Ao pai que não me teve e eu não tive.

Achei o cantinho no qual, anos atrás, havia achado meu tesouro. Não havia título, apenas a capa estrelada. Antes de começar a ler, quis senti-lo de todas as formas. Segurei-o por um bom tempo. Depois abri mais ou menos no meio e cheirei. Cheiro de livro velho, um estranho prazer. Voltei para o meu quarto com o livro e, por alguma razão desconhecida, guardei-o na gaveta. Não queria ou não devia ler ainda ou talvez eu só estivesse ficando louca, interprete como quiser.

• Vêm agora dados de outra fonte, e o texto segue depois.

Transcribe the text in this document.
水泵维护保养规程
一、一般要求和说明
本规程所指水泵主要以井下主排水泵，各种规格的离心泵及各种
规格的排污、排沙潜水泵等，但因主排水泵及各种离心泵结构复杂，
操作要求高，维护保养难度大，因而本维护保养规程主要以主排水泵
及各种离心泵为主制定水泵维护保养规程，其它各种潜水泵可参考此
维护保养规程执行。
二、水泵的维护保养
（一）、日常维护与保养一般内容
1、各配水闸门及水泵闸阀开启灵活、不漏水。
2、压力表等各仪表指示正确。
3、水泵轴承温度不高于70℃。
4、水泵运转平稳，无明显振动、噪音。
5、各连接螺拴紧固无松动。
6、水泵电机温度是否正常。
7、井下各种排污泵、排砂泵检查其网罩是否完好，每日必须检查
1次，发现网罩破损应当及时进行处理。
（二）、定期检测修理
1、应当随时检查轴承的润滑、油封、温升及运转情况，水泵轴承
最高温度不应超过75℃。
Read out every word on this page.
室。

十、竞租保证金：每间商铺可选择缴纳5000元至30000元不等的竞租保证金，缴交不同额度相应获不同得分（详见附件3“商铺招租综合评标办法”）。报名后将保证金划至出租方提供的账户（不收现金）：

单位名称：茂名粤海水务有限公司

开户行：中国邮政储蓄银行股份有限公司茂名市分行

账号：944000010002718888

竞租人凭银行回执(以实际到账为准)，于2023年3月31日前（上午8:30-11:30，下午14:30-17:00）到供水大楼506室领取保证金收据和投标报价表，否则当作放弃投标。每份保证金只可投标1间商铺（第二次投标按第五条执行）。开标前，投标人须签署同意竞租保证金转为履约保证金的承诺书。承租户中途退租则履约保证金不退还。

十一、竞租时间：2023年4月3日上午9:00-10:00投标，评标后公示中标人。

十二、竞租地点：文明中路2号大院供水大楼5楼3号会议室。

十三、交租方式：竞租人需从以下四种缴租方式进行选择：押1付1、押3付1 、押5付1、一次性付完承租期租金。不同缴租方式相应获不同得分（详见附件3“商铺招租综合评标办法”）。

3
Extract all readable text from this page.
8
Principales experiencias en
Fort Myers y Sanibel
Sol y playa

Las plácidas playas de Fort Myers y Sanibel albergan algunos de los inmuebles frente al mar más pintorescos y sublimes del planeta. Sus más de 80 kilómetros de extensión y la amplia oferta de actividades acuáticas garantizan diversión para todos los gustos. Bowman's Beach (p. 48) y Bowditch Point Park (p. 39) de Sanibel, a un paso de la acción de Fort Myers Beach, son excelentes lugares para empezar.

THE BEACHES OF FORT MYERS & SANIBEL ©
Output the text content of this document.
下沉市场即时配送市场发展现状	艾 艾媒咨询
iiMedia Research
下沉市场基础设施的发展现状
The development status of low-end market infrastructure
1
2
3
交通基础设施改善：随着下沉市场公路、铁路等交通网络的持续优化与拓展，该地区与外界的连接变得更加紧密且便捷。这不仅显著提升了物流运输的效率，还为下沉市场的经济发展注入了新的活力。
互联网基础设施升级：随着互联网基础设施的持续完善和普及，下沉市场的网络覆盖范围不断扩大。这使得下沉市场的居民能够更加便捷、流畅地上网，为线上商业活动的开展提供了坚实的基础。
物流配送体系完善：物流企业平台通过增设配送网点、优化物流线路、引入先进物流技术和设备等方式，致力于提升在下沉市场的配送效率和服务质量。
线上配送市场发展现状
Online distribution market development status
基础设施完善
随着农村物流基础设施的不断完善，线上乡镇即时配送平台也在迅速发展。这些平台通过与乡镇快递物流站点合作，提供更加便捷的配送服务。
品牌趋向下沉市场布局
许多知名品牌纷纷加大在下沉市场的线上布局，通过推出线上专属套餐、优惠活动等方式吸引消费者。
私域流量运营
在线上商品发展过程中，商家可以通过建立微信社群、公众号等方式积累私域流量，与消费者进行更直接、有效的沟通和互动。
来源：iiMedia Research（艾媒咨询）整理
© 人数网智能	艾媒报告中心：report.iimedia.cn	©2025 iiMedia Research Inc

Muita coisa pra digerir. Sabe o que é ter uma pessoa inteira dentro do corpo por anos e anos, e não conhecê-la? Depois ter um quebra-cabeça gigantesco a montar, para conseguir saber quem é essa pessoa? É estranho, mas é bom. Como ser jogado nu numa piscina cheia de gelatina de morango. Nem sei se é possível, pelo menos nunca me ocorreu – ainda – mas deve ser mais ou menos assim: um estranho bom.

Acho que já disse que, geralmente, sou boa com metáforas.

Sabe o que me ajudaria a pensar melhor naquele momento?

– Mais café? – disse meu pai ao abrir a porta, sorrindo. Ele estava sorrindo muito naquele dia. Eu tinha sentido falta dele naqueles outros dias tão estranhos, do seu sorriso grande e feliz e de seus animados olhos verdes.

– Exatamente! – exclamei, sem reprimir meu espanto por Lilo me conhecer tão bem.

– Não é fácil lidar com você, Maju, mas você é minha filha...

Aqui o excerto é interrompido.